İstanbul’daki yarışta sonucu etkileme potansiyeli yüksek olan iki diğer önemli faktör ise DEM Parti ile İYİ Parti’nin aday çıkartıp çıkartmayacağı, çıkartırlarsa yüksek profilli bir isim olup olmayacağı ve bu partilerin nasıl bir performans gösterecekleri olacak.
Cumhur İttifakı bileşenleri İstanbul dahil 30 büyükşehir ve 29 ilde iş birliği yapma kararı alırken 14 Mayıs seçim yenilgisinin ardından Millet İttifakı dağılmış, DEM Parti de 2019’daki “iktidara kaybettirme” politikasından vazgeçmişti. 14 Mayıs seçimlerinde 1,5 milyon oy ile beş milletvekili çıkartarak 21 yıl sonra TBMM’ye giren Yeniden Refah Partisi’nin (YRP) ise Cumhur İttifakı’na destek verip vermeyeceği henüz netleşmedi. YRP’nin İstanbul’da yüzde 2-3 oranında oy potansiyeli olduğu düşünülüyor.
DEM Parti henüz bir aday ismi telaffuz etmedi, İYİ Parti için ise İstanbul İl Başkanı Buğra Kavuncu’nun ismi sıklıkla dillendiriliyor.
İmamoğlu’nun Kurum’un arkasındaki gibi bir siyasi destekten mahrum bir şekilde ortaya çıkacağına işaret eden Sert, “CHP’nin katkısı var ama ortada ittifak olarak zayıf bir yapı bulunuyor muhalefette” hatırlatması yapıyor.
Sert, İstanbul’daki sonucun gerek tüm Türkiye gerekse İmamoğlu’nun siyasi kariyeri için yerel seçimi aşan önemine de dikkat çekiyor:
“Konya’daki AK Partili, İzmir’deki CHP’li ya da Diyarbakır’daki DEM Partili 1 Nisan sabahı seçimleri kazanıp kazanmadığına biraz da İstanbul sonucuna bakarak karar verecek.”
2019 seçim sonuçlarındaki matematik ne gösteriyor?
31 Mart 2019 seçiminde İmamoğlu yüzde 48,79 oy alırken Binali Yıldırım yüzde 48,63’de kalmıştı. Aradaki fark sadece 13 bin 729 idi.
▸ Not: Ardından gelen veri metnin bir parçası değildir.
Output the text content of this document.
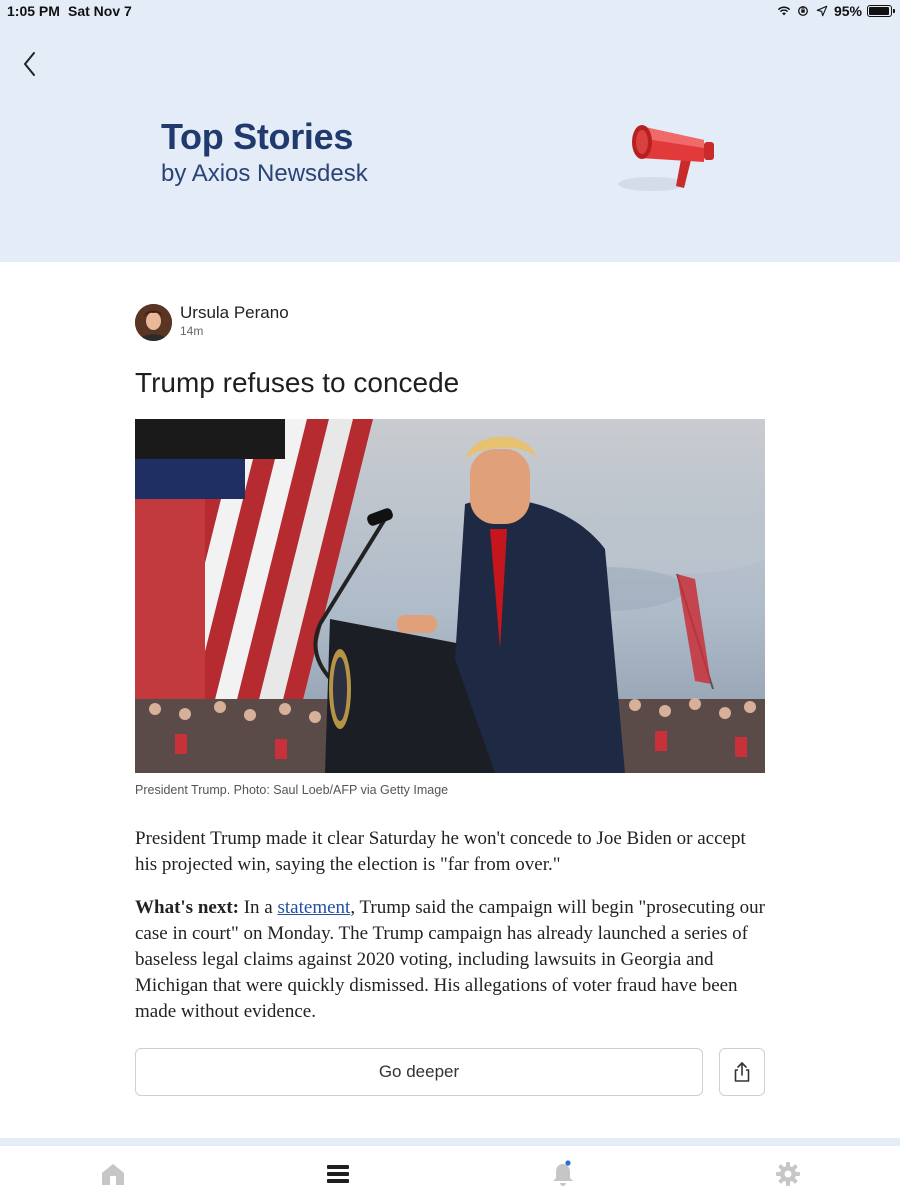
1:05 PM Sat Nov 7	95%
Top Stories
by Axios Newsdesk
Ursula Perano
14m
Trump refuses to concede
President Trump. Photo: Saul Loeb/AFP via Getty Image

President Trump made it clear Saturday he won't concede to Joe Biden or accept his projected win, saying the election is "far from over."

What's next: In a statement, Trump said the campaign will begin "prosecuting our case in court" on Monday. The Trump campaign has already launched a series of baseless legal claims against 2020 voting, including lawsuits in Georgia and Michigan that were quickly dismissed. His allegations of voter fraud have been made without evidence.

Go deeper
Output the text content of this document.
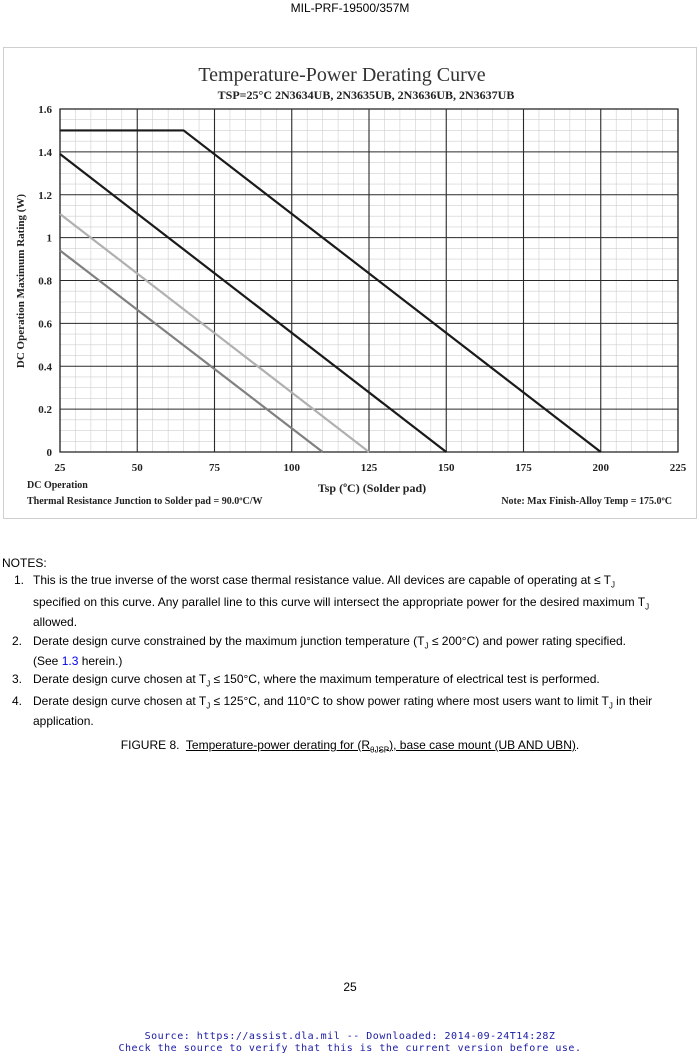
MIL-PRF-19500/357M
Temperature-Power Derating Curve
TSP=25°C 2N3634UB, 2N3635UB, 2N3636UB, 2N3637UB
25	50	75	100	125	150	175	200	225
0
0.2
0.4
0.6
0.8
1
1.2
1.4
1.6
DC Operation Maximum Rating (W)
Tsp (ºC) (Solder pad)
DC Operation
Thermal Resistance Junction to Solder pad = 90.0ºC/W	Note: Max Finish-Alloy Temp = 175.0ºC

NOTES:

1. This is the true inverse of the worst case thermal resistance value. All devices are capable of operating at ≤ $T_J$
specified on this curve. Any parallel line to this curve will intersect the appropriate power for the desired maximum $T_J$ allowed.
2. Derate design curve constrained by the maximum junction temperature $(T_J \le 200^\circ C)$ and power rating specified.
(See 1.3 herein.)
3. Derate design curve chosen at $T_J \le 150^\circ C$, where the maximum temperature of electrical test is performed.
4. Derate design curve chosen at $T_J \le 125^\circ C$, and 110°C to show power rating where most users want to limit $T_J$ in their application.
FIGURE 8. Temperature-power derating for $(R_{\theta JSP})$, base case mount (UB AND UBN).
25
Source: https://assist.dla.mil -- Downloaded: 2014-09-24T14:28Z
Check the source to verify that this is the current version before use.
23 Haziran’da yenilenen seçimde ise İmamoğlu yüzde 54,21; Binali Yıldırım ise yüzde 44,99 oy alırken, fark 777 bine çıkmıştı.
Sencar, İmamoğlu’nun aldığı 54 puan içinde HDP’den gelen yaklaşık yüzde 12 ve İYİ Parti’den gelen yüzde 6-7 arasında oy bulunduğunu belirterek bu iki oran toplandığında kaba bir hesapla yüzde 18 civarında bir oyun şu anda ne kadarının yeniden İmamoğlu’na oy vereceğinin bilinemediğini söylüyor.
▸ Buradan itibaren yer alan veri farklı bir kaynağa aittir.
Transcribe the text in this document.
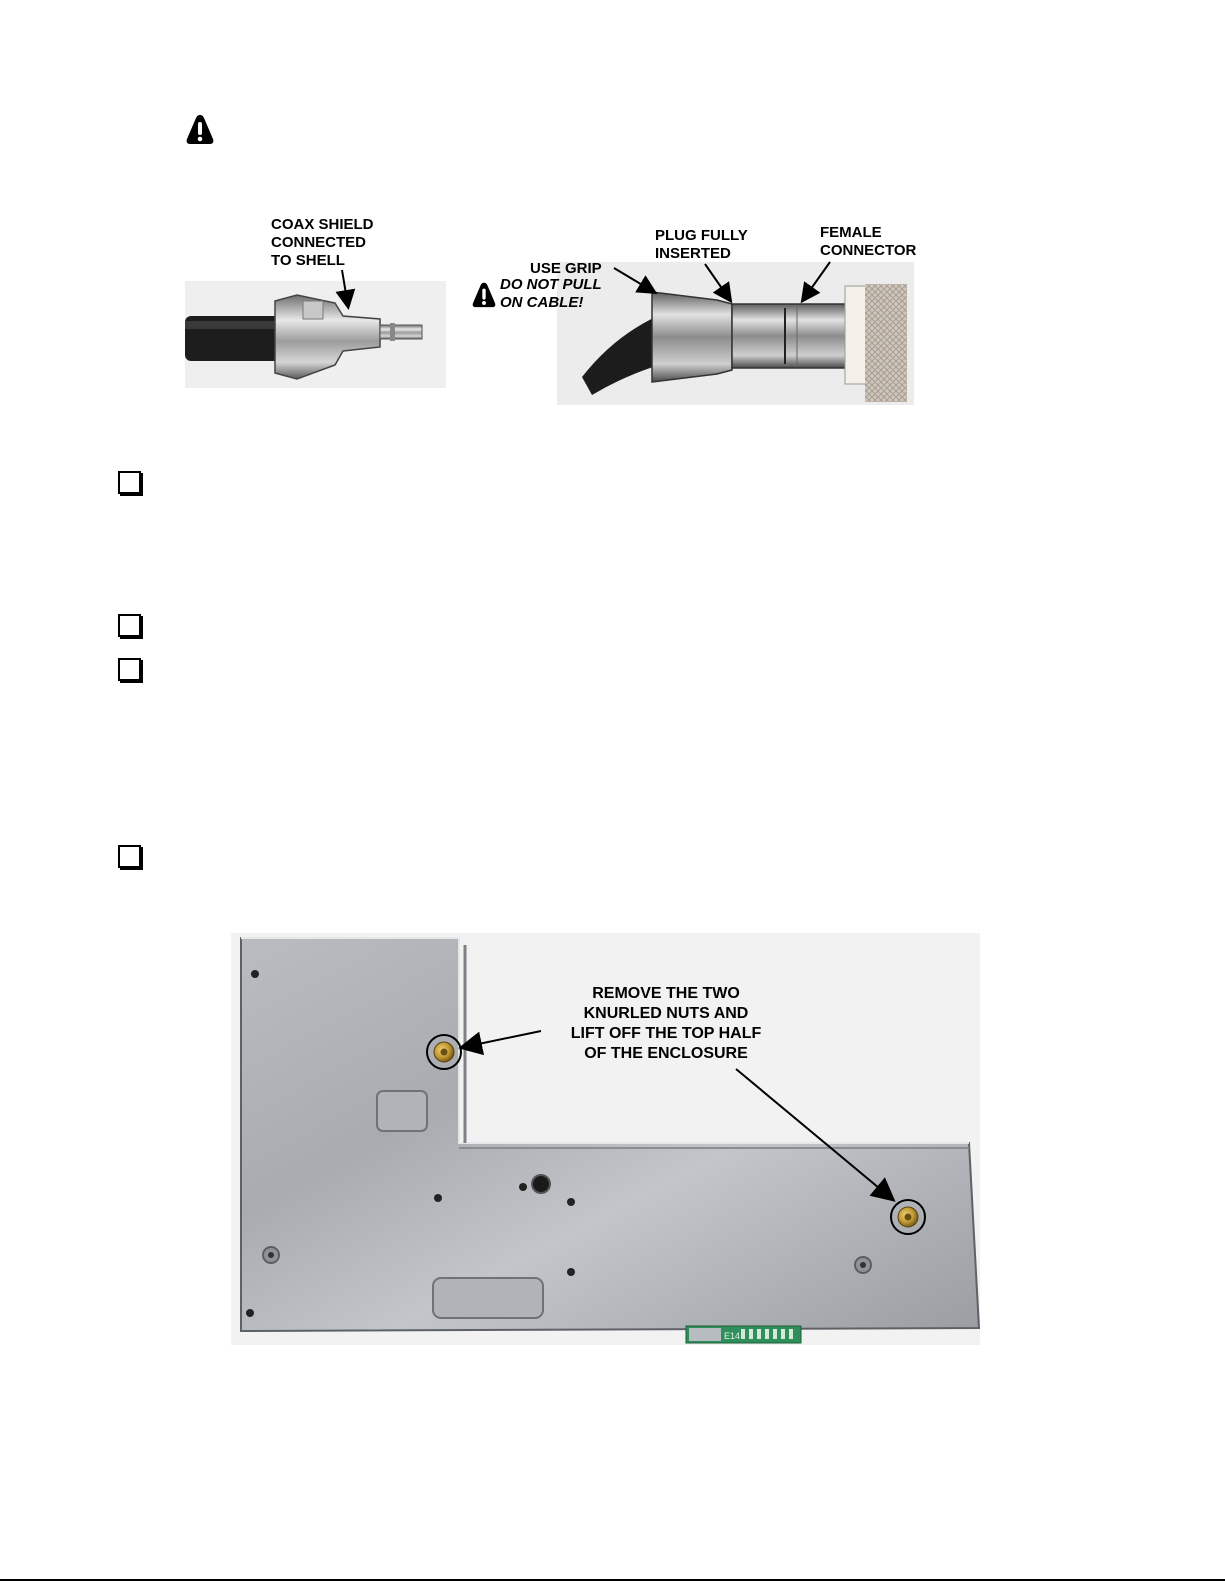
COAX SHIELD
CONNECTED
TO SHELL	USE GRIP
DO NOT PULL
ON CABLE!
PLUG FULLY
INSERTED
FEMALE
CONNECTOR
E14
REMOVE THE TWO
KNURLED NUTS AND
LIFT OFF THE TOP HALF
OF THE ENCLOSURE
DEM Parti’nin aday çıkartıp çıkartmayacağı ve bu ismin güçlü profilli olup olmayacağının parti aidiyeti yüksek olan Kürt seçmenler için önemli olacağını belirten Sencar, diğer taraftan İYİ Parti seçmenlerinin büyük bir kısmının yine İmamoğlu’na vermesini bekliyor, ancak yüzde 1-2 oranındaki bir kaybın bile önemli olacağını vurguluyor.
Sencar’ın dikkat çektiği ve çoğu kişi tarafından kaçırıldığını söylediği bir diğer belirleyici faktör ise 2019’da İmamoğlu’na oy veren AKP ve MHP seçmenleri. Sencar bu faktörü şöyle anlatıyor:
“İmamoğlu’na oy verenlerin 6 puanı AK Parti ve MHP’den geliyordu. Bir kısım AK Partililer de sandığa gitmemişti kızgınlıkla, çünkü seçim iptal edilmişti vs. Şimdi ise böyle bir faktör yok. Dolayısıyla İmamoğlu’na gelecek AK Partili sayısı o zamanki kadar yüksek olmayabilir.”
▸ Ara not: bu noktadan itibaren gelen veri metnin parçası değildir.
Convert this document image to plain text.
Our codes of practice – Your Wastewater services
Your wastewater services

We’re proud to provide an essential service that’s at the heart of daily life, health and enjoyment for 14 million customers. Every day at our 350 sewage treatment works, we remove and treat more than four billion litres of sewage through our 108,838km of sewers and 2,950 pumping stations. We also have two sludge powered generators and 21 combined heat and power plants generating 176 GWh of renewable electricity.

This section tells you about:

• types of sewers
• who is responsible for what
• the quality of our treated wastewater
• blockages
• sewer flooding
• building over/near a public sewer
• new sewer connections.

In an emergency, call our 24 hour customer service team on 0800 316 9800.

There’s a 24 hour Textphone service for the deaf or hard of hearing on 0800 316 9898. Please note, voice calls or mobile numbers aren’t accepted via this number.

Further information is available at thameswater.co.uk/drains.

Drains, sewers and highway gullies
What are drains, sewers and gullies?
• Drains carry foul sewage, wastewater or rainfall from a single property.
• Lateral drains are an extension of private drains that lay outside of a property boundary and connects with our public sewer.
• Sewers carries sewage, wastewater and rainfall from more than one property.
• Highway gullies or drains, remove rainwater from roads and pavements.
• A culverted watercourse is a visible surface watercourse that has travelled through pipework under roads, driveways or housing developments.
Sencar, her ne kadar tek başına Kurum karşısında güçlü profilli bir aday olarak öne çıksa da tüm bu faktörler, yani DEM Parti ve İYİ Parti’nin olası tutumları ile AKP-MHP seçmenlerinin oy verip vermeyeceği bir araya geldiğinde İmamoğlu için seçimi garanti görmüyor.
Bu arada İYİ Parti Sözcüsü Kürşad Zorlu bugünkü basın toplantısında Kurum’un aday gösterilmesi ile ilgili soru üzerine “İstanbul adayımızı açıkladıktan sonra Türkiye’de olduğu gibi İstanbulumuzda da çok güzel bir rekabet olacak” yanıtını verdi.